Currently, the 2014 edition is still dependent on funding, but Sandman said she is hoping to raise the $12,000 needed through various efforts before the summer intensive begins in July.

 “It's incredible to see a group of students, who only a week prior were unsure of each other, their surroundings and their purpose, transform into trusting friends engaging in a new community with great confidence,” Sandman said. “Study 'local' experiences for urban community colleges provide high impact learning that can only happen outside of the classroom.

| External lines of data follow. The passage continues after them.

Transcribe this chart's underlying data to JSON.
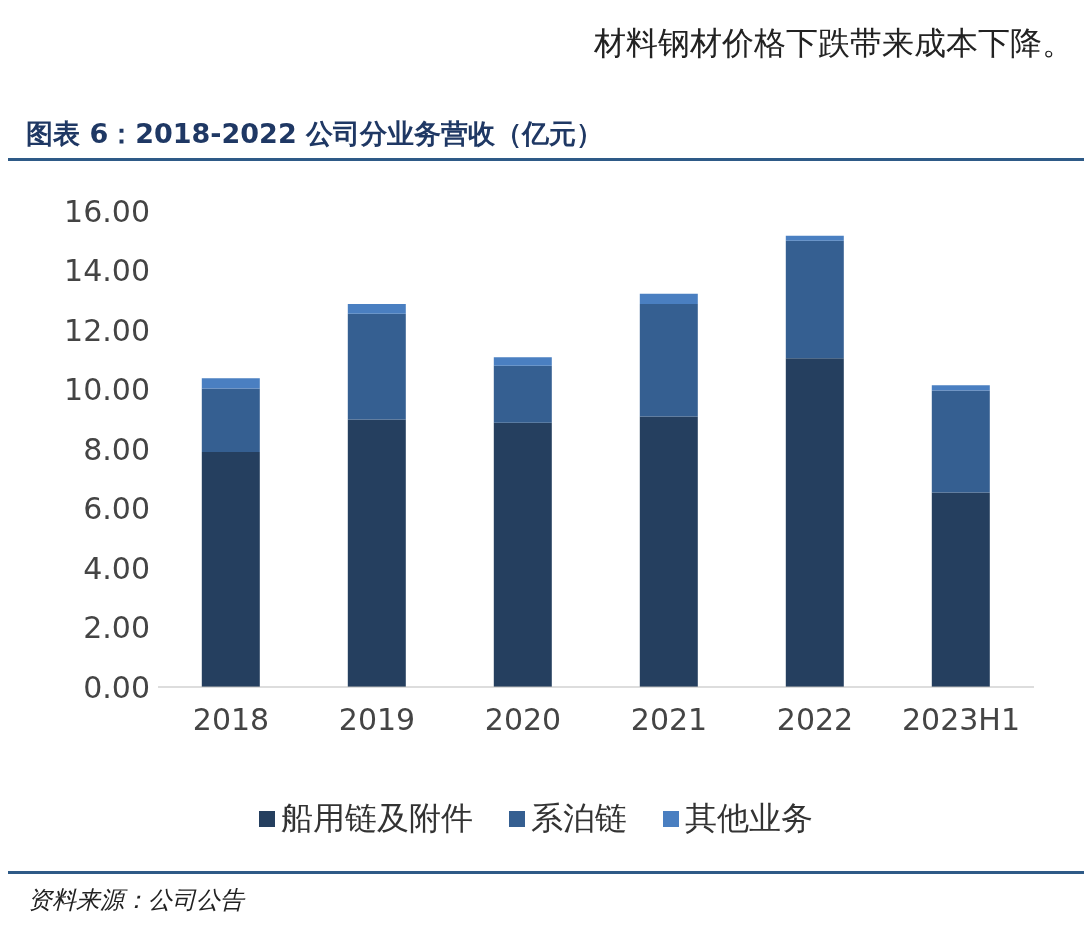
{
  "chart_data": {
    "type": "bar",
    "title": "图表 6：2018-2022 公司分业务营收（亿元）",
    "annotations": [
      "材料钢材价格下跌带来成本下降。",
      "资料来源：公司公告"
    ],
    "categories": [
      "2018",
      "2019",
      "2020",
      "2021",
      "2022",
      "2023H1"
    ],
    "stacked": true,
    "series": [
      {
        "name": "船用链及附件",
        "color": "#253f5f",
        "values": [
          7.9,
          8.99,
          8.88,
          9.09,
          11.05,
          6.54
        ]
      },
      {
        "name": "系泊链",
        "color": "#355f91",
        "values": [
          2.13,
          3.56,
          1.92,
          3.78,
          3.95,
          3.43
        ]
      },
      {
        "name": "其他业务",
        "color": "#4a7fc1",
        "values": [
          0.35,
          0.32,
          0.28,
          0.35,
          0.17,
          0.17
        ]
      }
    ],
    "ylim": [
      0,
      16
    ],
    "yticks": [
      {
        "value": 0,
        "label": "0.00"
      },
      {
        "value": 2,
        "label": "2.00"
      },
      {
        "value": 4,
        "label": "4.00"
      },
      {
        "value": 6,
        "label": "6.00"
      },
      {
        "value": 8,
        "label": "8.00"
      },
      {
        "value": 10,
        "label": "10.00"
      },
      {
        "value": 12,
        "label": "12.00"
      },
      {
        "value": 14,
        "label": "14.00"
      },
      {
        "value": 16,
        "label": "16.00"
      }
    ],
    "grid": false,
    "legend": "bottom"
  }
}
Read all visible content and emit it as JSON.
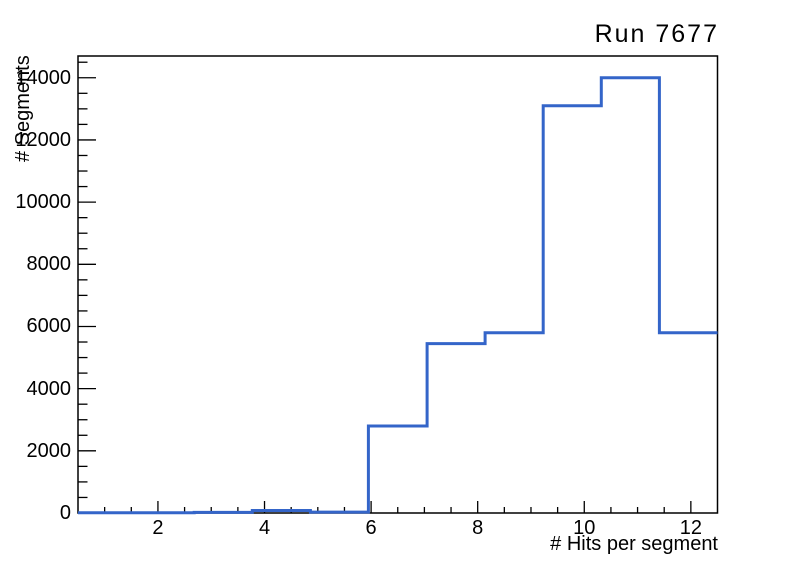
{
  "page": {
    "background": "#ffffff"
  },
  "chart_data": {
    "type": "bar",
    "style": "step-histogram-outline",
    "title": "Run 7677",
    "xlabel": "# Hits per segment",
    "ylabel": "# Segments",
    "xlim": [
      0.5,
      12.5
    ],
    "ylim": [
      0,
      14700
    ],
    "bin_edges": [
      0.5,
      1.59,
      2.68,
      3.77,
      4.86,
      5.95,
      7.05,
      8.14,
      9.23,
      10.32,
      11.41,
      12.5
    ],
    "values": [
      5,
      10,
      20,
      80,
      30,
      2800,
      5450,
      5800,
      13100,
      14000,
      5800
    ],
    "x_major_ticks": [
      2,
      4,
      6,
      8,
      10,
      12
    ],
    "x_tick_labels": [
      "2",
      "4",
      "6",
      "8",
      "10",
      "12"
    ],
    "x_minor_tick_step": 0.5,
    "y_major_ticks": [
      0,
      2000,
      4000,
      6000,
      8000,
      10000,
      12000,
      14000
    ],
    "y_tick_labels": [
      "0",
      "2000",
      "4000",
      "6000",
      "8000",
      "10000",
      "12000",
      "14000"
    ],
    "y_minor_tick_step": 500,
    "grid": false,
    "legend": null,
    "line_color": "#3465c9",
    "axis_color": "#000000",
    "text_color": "#000000"
  }
}
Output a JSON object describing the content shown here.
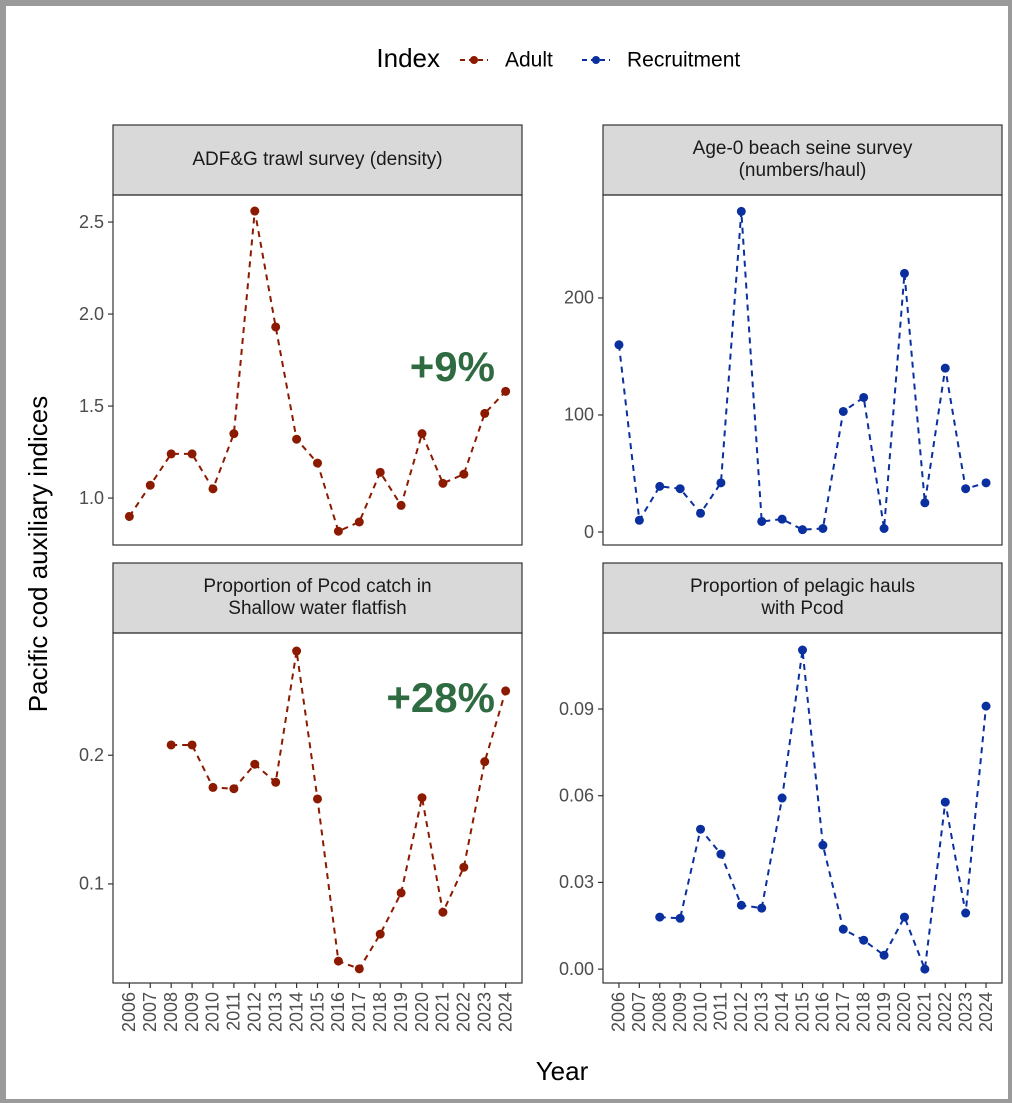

As community college professors, I think we owe it to our students to facilitate such meaningful practices.”

Regardless of where the Design Lab travels next, it has shown the ability to expose students to new surroundings and people, while stoking the fire of each artist inside.

“Being part of the Hostos Design Lab has motivated me to keep pursuing graphic design,” said Hostos student Joe Urbina. “After seeing how artists live and how they pursue their goals and continue with their love for art, I now see a part of myself like those artists.”

About Hostos Community College
Eugenio María de Hostos Community College is an educational agent for change that has been transforming and improving the quality of life in the South Bronx and neighboring communities since 1968. It serves as a gateway to intellectual growth and socioeconomic mobility, as well as a point of departure for lifelong learning, success in professional careers, and transfer to advanced higher education programs. The College’s unique "Student Success Coaching Unit" provides students with individualized guidance and exemplifies its emphasis on student support services.

Hostos offers 29 associate degree programs and five certificate programs that facilitate easy transfer to CUNY's four-year colleges or baccalaureate studies at other institutions. The College has an award-winning Division of Continuing Education & Workforce Development that offers professional development courses and certificate-bearing workforce training programs. Hostos is part of The City University of New York (CUNY), the nation's leading urban public university, which serves more than 480,000 students at 24 colleges.